Like I said in an earlier review, Shoot the Messenger is not the type of show you watch while checking emails. It deserves your full attention because of all the machinations and subtleties going on. But what a payoff. Stellar performances by Elyse Levesque, Lucas Bryant and Lyriq Bent carried the ball, while Sutherland and Holness’ intricate storytelling took Season 1 over the goal line.

What did you think of Season 1 of Shoot the Messenger? Comment below!


Shoot the Messenger sprints towards the finale

OK, so I was wrong. Last week, I proposed that Hassan survived his tumble off the Scarborough Bluffs while he tried to escape the mystery man carrying the gun on Shoot the Messenger. Instead, he died and the phone has fallen into someone else’s hands … it was revealed Phil Hardcastle—working at the behest of Lawson—was the guy with the gun and, for now, the phone.

That wasn’t the only big-time revelation uncovered in “Darkness Comes to Light.” Sam, after being confronted by Daisy regarding his relationship with Khaalid and thrown out of his office, admitted the truth to Chloe that he is bisexual. (She did not, it should be noted, end her relationship with Sam and stood by him.) Of course, it only took the length of a cab ride back to the office before Simon was called into Mary’s office and grilled about why Sam’s attorney had called, threatening to sue The Gazette.


The surprises continued down the line, with Lutz telling Daisy that Hassan was dead, and Daisy relaying to Lutz the contents of the phone video. After all that work and digging for the truth, The Gazette didn’t break the story about Sam and Khaalid; that fell to Ruckus 247, a gossip website. Kudos to Sam for keeping a brave face on after coming out of the bathroom and seeing his staff stare at him. Not only is his secret uncovered but his ascent to the prime minister’s office isn’t happening.

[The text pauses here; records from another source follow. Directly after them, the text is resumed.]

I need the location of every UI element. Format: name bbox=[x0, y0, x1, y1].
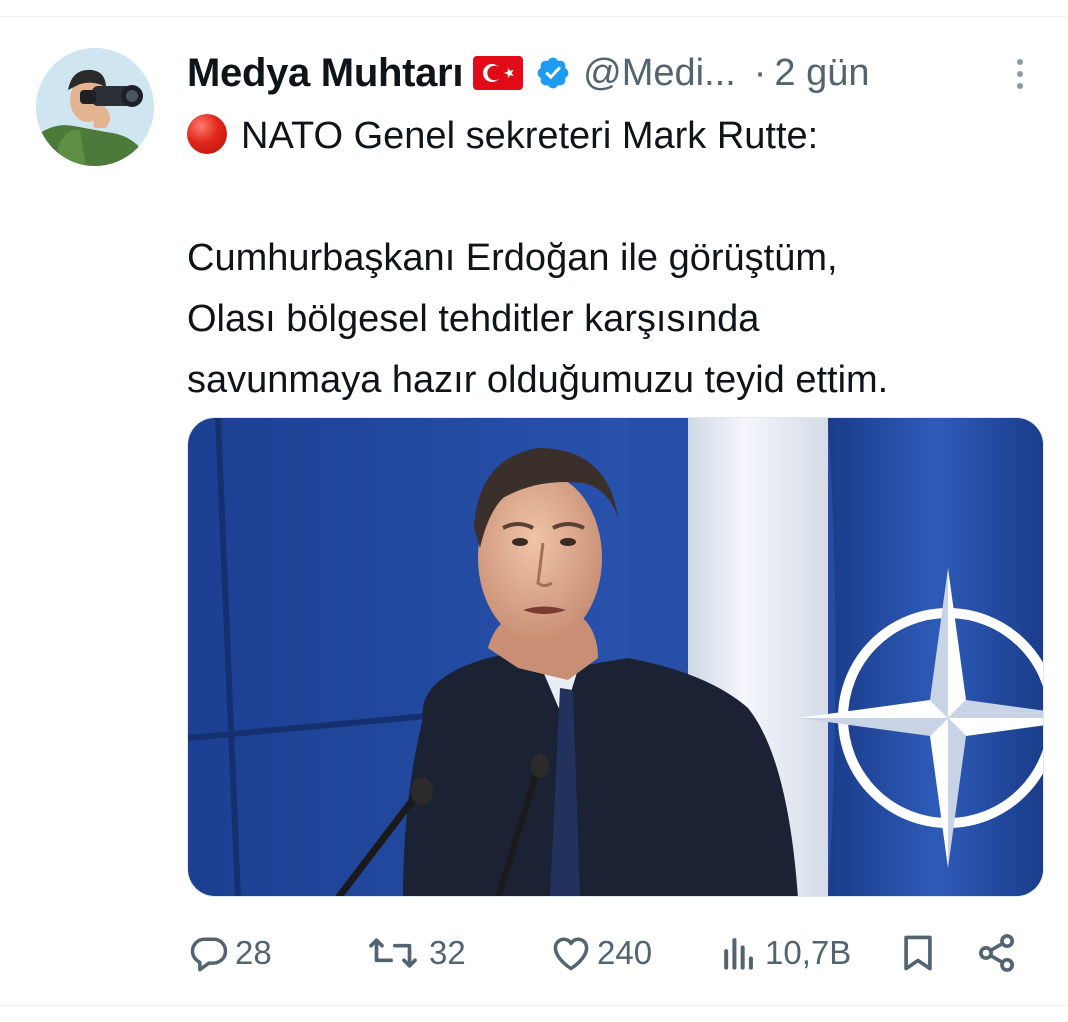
bookmark-icon bbox=[896, 931, 940, 975]
bottom-divider bbox=[0, 1005, 1068, 1006]
views-button[interactable]: 10,7B bbox=[717, 925, 851, 981]
tweet-line-4: savunmaya hazır olduğumuzu teyid ettim. bbox=[187, 359, 889, 401]
top-divider bbox=[0, 16, 1068, 17]
more-options-icon[interactable] bbox=[1008, 52, 1032, 96]
retweet-button[interactable]: 32 bbox=[361, 925, 466, 981]
tweet-text: NATO Genel sekreteri Mark Rutte: Cumhurb… bbox=[187, 106, 1047, 411]
heart-icon bbox=[549, 931, 593, 975]
author-avatar[interactable] bbox=[36, 48, 154, 166]
tweet-line-1-text: NATO Genel sekreteri Mark Rutte: bbox=[241, 115, 819, 157]
like-button[interactable]: 240 bbox=[549, 925, 652, 981]
retweet-icon bbox=[361, 931, 425, 975]
tweet-page: Medya Muhtarı @Medi... · 2 gün NATO Gene… bbox=[0, 0, 1068, 1022]
like-count: 240 bbox=[597, 934, 653, 971]
red-circle-icon bbox=[187, 114, 227, 154]
reply-button[interactable]: 28 bbox=[187, 925, 272, 981]
tweet-header: Medya Muhtarı @Medi... · 2 gün bbox=[187, 46, 1032, 100]
tweet-line-3: Olası bölgesel tehditler karşısında bbox=[187, 298, 760, 340]
views-icon bbox=[717, 931, 761, 975]
tweet-line-2: Cumhurbaşkanı Erdoğan ile görüştüm, bbox=[187, 237, 838, 279]
author-handle[interactable]: @Medi... bbox=[583, 52, 736, 95]
separator-dot: · bbox=[753, 51, 767, 94]
verified-badge-icon[interactable] bbox=[535, 55, 571, 91]
reply-count: 28 bbox=[235, 934, 272, 971]
tweet-line-1: NATO Genel sekreteri Mark Rutte: bbox=[187, 106, 1047, 167]
bookmark-button[interactable] bbox=[896, 925, 940, 981]
share-button[interactable] bbox=[975, 925, 1019, 981]
share-icon bbox=[975, 931, 1019, 975]
turkey-flag-icon bbox=[473, 56, 524, 90]
views-count: 10,7B bbox=[765, 934, 852, 971]
author-name[interactable]: Medya Muhtarı bbox=[187, 51, 463, 96]
reply-icon bbox=[187, 931, 231, 975]
tweet-time[interactable]: 2 gün bbox=[774, 52, 869, 95]
tweet-photo[interactable] bbox=[187, 417, 1044, 897]
retweet-count: 32 bbox=[429, 934, 466, 971]
tweet-actions: 28 32 240 10,7B bbox=[187, 925, 1032, 981]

Despite Ruckus 247 breaking the Sam-Khaalid video, the official story containing details into the super jail, funnelled cash and other war room notes leading to murder that hasn’t come to light, and Simon, Daisy and Mary put things in high gear to write it all up. A court injunction is keeping the lid on The Gazette for now, but I’m pretty sure it will all come out.

Meanwhile, Ortiz and Lutz squared up with guns and gangs to take aim at Lawson while Sam met with him to discuss the destruction of the cell phone. Throw a former—supposedly crooked cop—twisted cottage parties and Hardcastle’s arrest, and Shoot the Messenger is headed for an explosive season finale next week.

Shoot the Messenger‘s season finale airs next Monday at 9 p.m. on CBC.